Not including Goblogumine 
 Molecules with Silly or Unusual Names, courtesty of pointage from Reinout van Rees, with props to Gary Lawrence Murphy's Teledyn, which, on an unrelated but far more important matter (and its spawn) offers this practical usage for pacifism:
 pacifism, or more exactly non-action, is the better idea for all cases unless you're really really really sure.
 More about that here.
 
Questions 
 Got a few over at IT Garage.
 
George knows best 
 If you're looking for some push-back on the political thinking of George Lakoff (with whom I tend to agree), Stephen H. Karlson's Two Systems of Belief is a good place to start.
 Karlson finds George's political typecasting something of a caricature, and also groundless in its preference for the liberals' nurturant parentism over the conservatives' strict fatherism:
 If your only objective is to demolish some advice that isn't peer-reviewed about the merits of spanking, it suffices to note that "'Firm enforcement' and 'sanctions' do not include painful corporal punishment." Fine, if you're writing a polemic. But "mature behavior" does not preclude expecting children -- per corollary, citizens -- to at some point be capable of standing on their own feet, and "independence and individuality" sounds positively entrepreneurial.
 Professor Lakoff also notes,
 [Professor] Lewis also shows that, if the "firm enforcement" part of the model is simply omitted from the pattern of behaviors studied, the results are essentially the same. This indicates that "firm enforcement" does not add anything to the model.
 Not quite. I know just enough about model building to be dangerous, and I picked up the 90 Psychological Bulletin 547 (1981) and read Professor Lewis's article, which is a survey of previous results, not quite a full literature review and not a meta-analysis. As such, there is no "showing" to be appealed to. Furthermore, as "expectation for mature behavior" and "firm enforcement of rules and standards" are not orthogonal, and not well-specified (by the standards of economic modeling, other disciplines have other conventions) the possibility remains that either "expectations" or "enforcement" might perform equally well alone as explanatory variables.

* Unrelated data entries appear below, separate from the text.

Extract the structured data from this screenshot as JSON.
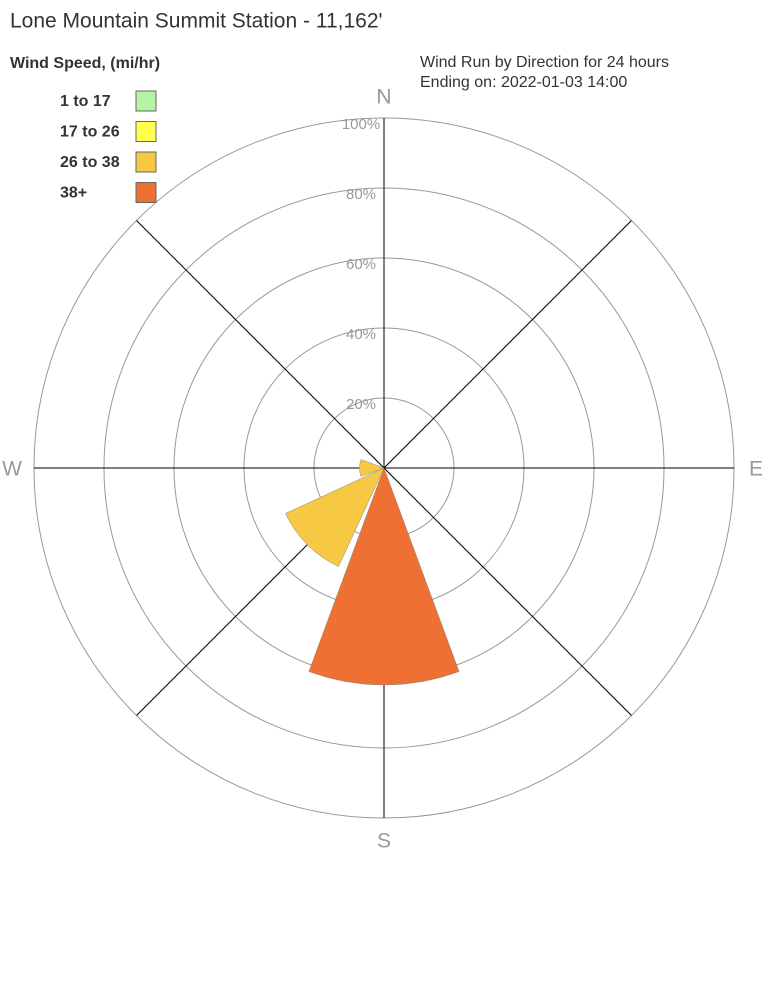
{
  "chart_data": {
    "type": "windrose",
    "title": "Lone Mountain Summit Station - 11,162'",
    "legend_title": "Wind Speed, (mi/hr)",
    "subtitle_lines": [
      "Wind Run by Direction for 24 hours",
      "Ending on: 2022-01-03 14:00"
    ],
    "categories": [
      "N",
      null,
      "E",
      null,
      "S",
      null,
      "W",
      null
    ],
    "series": [
      {
        "name": "1 to 17",
        "color": "#b3f5a3",
        "values": [
          0,
          0,
          0,
          0,
          0,
          0,
          0,
          0
        ]
      },
      {
        "name": "17 to 26",
        "color": "#ffff4d",
        "values": [
          0,
          0,
          0,
          0,
          0,
          0,
          0,
          0
        ]
      },
      {
        "name": "26 to 38",
        "color": "#f7c843",
        "values": [
          0,
          0,
          0,
          0,
          0,
          31,
          7,
          0
        ]
      },
      {
        "name": "38+",
        "color": "#ee7032",
        "values": [
          0,
          0,
          0,
          0,
          62,
          0,
          0,
          0
        ]
      }
    ],
    "rlim": [
      0,
      100
    ],
    "rticks": [
      {
        "value": 20,
        "label": "20%"
      },
      {
        "value": 40,
        "label": "40%"
      },
      {
        "value": 60,
        "label": "60%"
      },
      {
        "value": 80,
        "label": "80%"
      },
      {
        "value": 100,
        "label": "100%"
      }
    ],
    "grid": true
  }
}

 Perhaps we ought to have more than two systems of belief in play at any time. Perhaps having better-posed models of those belief systems would also help.
 I think Ray is onto something here. I've always found George's political thinking to be highly useful, though not always agreeable. For example, in Moral Politics, George says a libertarian is "an extremely pragmatic conservative whose moral focus is on noninterference by the government." He adds,
 There is, after all, a reason why the scholars at the libertarian Cato Institute seem largely to be writingin support of conservative rather than liberal positions. Nonetheless, there is no objective answer here. They are far enough away to think of themselves as a separate category and close enough for others to think of them as conservatives.
 Nowhere, in the three pages George devotes to libertarians (or, for that matter, to the hundreds he devotes to conservatives, in Moral Politics and elsewhere) does he give any credence to libertarians' rational arguments against big government — especially of the well-intentioned but often failure-prone sort that the nurturant thinking and rhetoric of the left tends to produce and justify.
 There is much subtle stuff in the right's respect for the rule of law on the one hand and disdain for big government on the other, and it is not all produced (no matter how easily rationalized) by strict-fatherist moral thinking. To me, anyway.
 John Ray's Lakoff "Deconstructed" hits a lot harder than Stehpen Karlson's piece, but, like Karlson, Ray atttacks weaknesses in George's politics, but not in George's science. Ray snarks,
 George Lakoff is a Leftist linguistics professor whose linguistic theories seem now to have fallen out of favour but who seems to think he knows all about the psychology of politics.
 I've spent half an hour (admittedly, far from enough) looking for evidence that Lakoffian (or any other brand of) cognitive science, or cognitive linguistics, has "fallen out of favour," and can't find it.
 I wish George offered a more comfortable niche for my own nurturant libertarianism than what he calls "one variation" in a "radial category" of conservatism. But I still find his linguistic tools of enormous help, not only for understanding the politics of democracy, but for understanding the politics of technology as well.
 Thanks to Arnold Kling for the pointer.
 Bonus link: Meet George Lakoff, at CBSNews.com, from January 15 of this year, when Howard Dean was still (at least perceived as) the Democratic frontrunner.
 One haunting line from the piece:
 To beat Bush, Lakoff believes, a Democratic candidate will have to establish a set of ideas, develop a language to represent them, then speak and repeat.
 That's a big uh oh for John Kerry. Ever since I saw Kerry in the first of the Democratic primary debates, I have marveled at his ability to say nothing, but with great emphasis. (The man is nearly as quoteproof as Bill Clinton, which, judging by the latter's successes, may not be the worst thing.) By contrast, George W. Bush has the ability to speak with great conviction, and often with empathy — in spite of frequent rhetorical fumbles.
 Of course, both parties are getting ready to dive into Olde Politics As Usual, with a little help from their sycophants. (Thanks to Dave for that pointer.)
 
Bulletin: they actually WANT it to suck 
 According to this piece in Variety, an unsurprising thing has happened:
  The strategy of stuffing commercial radio full of ads has backfired, as a handful of investment banks predicted slower growth, downgrading six key radio stocks -- Clear Channel, Emmis, Cox Radio, Entercom, Citadel and Westwood One -- and the sector as a whole.
 Thanks to Steve for the pointer.
 
It all gets shorter from here 
 Sorry I missed wishing ya'll a happy Summer Solstice.